Chaves para a Guerra

  • Embora o terror como estratégia possa ser empregado por grandes exércitos e até por estados inteiros, é praticado de forma mais eficaz por aqueles em pequeno número. A razão é simples: o uso do terror geralmente exige a disposição de matar civis inocentes em nome de um bem maior e para um propósito estratégico.
  • Sendo tão poucos em número, eles não podem esperar travar uma guerra convencional ou mesmo uma campanha de guerrilha. O terror é sua estratégia de último recurso. Enfrentando um inimigo muito maior, costumam estar desesperados e têm uma causa à qual estão totalmente comprometidos.
  • Essa assimetria leva a guerra ao seu extremo final: o menor número de pessoas travando guerra contra um poder enorme, transformando sua pequenez e desespero em uma arma potente.

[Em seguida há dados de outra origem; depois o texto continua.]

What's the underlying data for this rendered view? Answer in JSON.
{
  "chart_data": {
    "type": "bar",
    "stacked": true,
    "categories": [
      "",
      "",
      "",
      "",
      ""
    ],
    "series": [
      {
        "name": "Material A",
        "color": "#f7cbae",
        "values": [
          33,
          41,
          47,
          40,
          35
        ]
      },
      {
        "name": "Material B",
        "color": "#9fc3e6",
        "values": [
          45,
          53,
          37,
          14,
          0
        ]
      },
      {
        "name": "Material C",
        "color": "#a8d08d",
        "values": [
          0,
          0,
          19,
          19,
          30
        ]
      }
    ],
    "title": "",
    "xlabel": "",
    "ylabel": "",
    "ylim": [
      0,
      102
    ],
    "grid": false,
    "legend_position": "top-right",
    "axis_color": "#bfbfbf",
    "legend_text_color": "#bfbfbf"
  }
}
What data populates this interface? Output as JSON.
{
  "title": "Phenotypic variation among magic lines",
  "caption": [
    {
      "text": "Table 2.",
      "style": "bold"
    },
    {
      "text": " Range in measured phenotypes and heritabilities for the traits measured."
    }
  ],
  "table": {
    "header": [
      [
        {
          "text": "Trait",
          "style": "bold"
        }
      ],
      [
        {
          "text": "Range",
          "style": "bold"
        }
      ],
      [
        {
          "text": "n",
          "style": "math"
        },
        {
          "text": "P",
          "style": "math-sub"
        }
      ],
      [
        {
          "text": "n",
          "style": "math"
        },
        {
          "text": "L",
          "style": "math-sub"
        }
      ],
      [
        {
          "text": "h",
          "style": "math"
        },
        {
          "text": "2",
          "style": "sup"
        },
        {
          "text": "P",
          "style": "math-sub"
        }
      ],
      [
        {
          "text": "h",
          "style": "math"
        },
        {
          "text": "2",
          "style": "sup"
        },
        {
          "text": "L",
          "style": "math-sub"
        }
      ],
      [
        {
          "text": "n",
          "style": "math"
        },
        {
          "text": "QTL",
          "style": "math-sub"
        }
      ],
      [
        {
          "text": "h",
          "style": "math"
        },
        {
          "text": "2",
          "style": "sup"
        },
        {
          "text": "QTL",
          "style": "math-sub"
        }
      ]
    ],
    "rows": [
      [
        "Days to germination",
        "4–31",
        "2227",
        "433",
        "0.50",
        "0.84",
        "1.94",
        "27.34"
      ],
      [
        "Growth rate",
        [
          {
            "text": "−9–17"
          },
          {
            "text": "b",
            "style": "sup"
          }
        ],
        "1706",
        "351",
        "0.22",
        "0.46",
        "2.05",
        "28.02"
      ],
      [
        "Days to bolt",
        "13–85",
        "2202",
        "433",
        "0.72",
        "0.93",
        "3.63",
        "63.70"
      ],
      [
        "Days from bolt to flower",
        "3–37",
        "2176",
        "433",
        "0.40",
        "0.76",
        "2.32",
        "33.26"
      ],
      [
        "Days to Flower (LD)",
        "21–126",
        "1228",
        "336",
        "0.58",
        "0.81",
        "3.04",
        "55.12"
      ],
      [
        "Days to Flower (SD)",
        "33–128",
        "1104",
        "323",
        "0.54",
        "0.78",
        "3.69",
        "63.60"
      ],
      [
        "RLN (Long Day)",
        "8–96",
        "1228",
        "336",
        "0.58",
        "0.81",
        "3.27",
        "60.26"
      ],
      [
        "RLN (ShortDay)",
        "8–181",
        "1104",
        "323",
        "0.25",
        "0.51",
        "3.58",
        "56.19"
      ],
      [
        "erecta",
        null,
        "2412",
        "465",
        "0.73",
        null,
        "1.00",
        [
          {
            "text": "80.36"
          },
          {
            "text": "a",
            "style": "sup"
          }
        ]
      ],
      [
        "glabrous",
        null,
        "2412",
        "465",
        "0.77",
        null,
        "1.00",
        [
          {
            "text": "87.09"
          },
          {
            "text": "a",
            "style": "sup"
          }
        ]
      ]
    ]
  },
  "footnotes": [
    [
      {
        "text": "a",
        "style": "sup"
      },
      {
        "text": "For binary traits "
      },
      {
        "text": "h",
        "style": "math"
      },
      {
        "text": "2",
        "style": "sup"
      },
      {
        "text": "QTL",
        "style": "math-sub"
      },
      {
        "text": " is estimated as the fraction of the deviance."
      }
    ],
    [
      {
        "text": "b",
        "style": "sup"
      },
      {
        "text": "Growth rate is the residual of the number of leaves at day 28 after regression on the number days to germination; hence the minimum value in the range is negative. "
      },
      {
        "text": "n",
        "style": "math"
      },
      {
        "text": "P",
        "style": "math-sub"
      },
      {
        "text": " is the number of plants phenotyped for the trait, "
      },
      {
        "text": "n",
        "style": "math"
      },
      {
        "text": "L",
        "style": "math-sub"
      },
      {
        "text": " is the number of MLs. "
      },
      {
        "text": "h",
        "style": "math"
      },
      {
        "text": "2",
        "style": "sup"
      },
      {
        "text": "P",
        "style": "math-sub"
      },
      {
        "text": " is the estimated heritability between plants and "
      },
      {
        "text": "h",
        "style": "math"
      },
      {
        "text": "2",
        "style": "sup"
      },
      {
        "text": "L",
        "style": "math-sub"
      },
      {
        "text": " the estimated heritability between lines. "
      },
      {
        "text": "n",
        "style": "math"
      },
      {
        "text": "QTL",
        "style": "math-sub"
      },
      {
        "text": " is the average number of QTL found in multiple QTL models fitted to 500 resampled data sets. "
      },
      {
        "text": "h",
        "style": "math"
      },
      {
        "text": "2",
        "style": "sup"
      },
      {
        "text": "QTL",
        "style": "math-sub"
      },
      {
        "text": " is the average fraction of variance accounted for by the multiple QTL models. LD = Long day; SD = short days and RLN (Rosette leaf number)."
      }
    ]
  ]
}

O dilema que todo terrorismo apresenta, e a razão pela qual atrai tantos e é tão potente, é que os terroristas têm muito menos a perder do que os exércitos enfileirados contra eles, e muito a ganhar por meio do terror.
  • Um temperamento violento ou ato extravagante, vulcânico e surpreendente, também pode criar a ilusão de poder, disfarçando fraquezas e inseguranças reais.
  • Se você tiver que lidar com um cônjuge ou chefe terrorista, é melhor revidar de forma determinada, mas imperturbável — a resposta que esses tipos menos esperam.
  • Para combater o terrorismo — clássico ou a nova versão no horizonte — é sempre tentador recorrer a uma solução militar, combatendo violência com violência, mostrando ao inimigo que sua vontade não está quebrada e que quaisquer ataques futuros de sua parte virão com um preço alto.
  • O problema aqui é que os terroristas, por natureza, têm muito menos a perder do que você. Um contra-ataque pode feri-los, mas não os dissuadirá; na verdade, pode até envalentoná-los e ajudá-los a ganhar recrutas.
  • Mais valioso que a força militar aqui é uma boa inteligência, a infiltração nas fileiras inimigas (trabalhando para encontrar dissidentes por dentro) e secar lenta e firmemente o dinheiro e os recursos dos quais o terrorista depende.
  • Ao mesmo tempo, é importante ocupar o terreno moral elevado. Como vítima do ataque, você tem a vantagem aqui, mas pode perdê-la se contra-atacar de forma agressiva.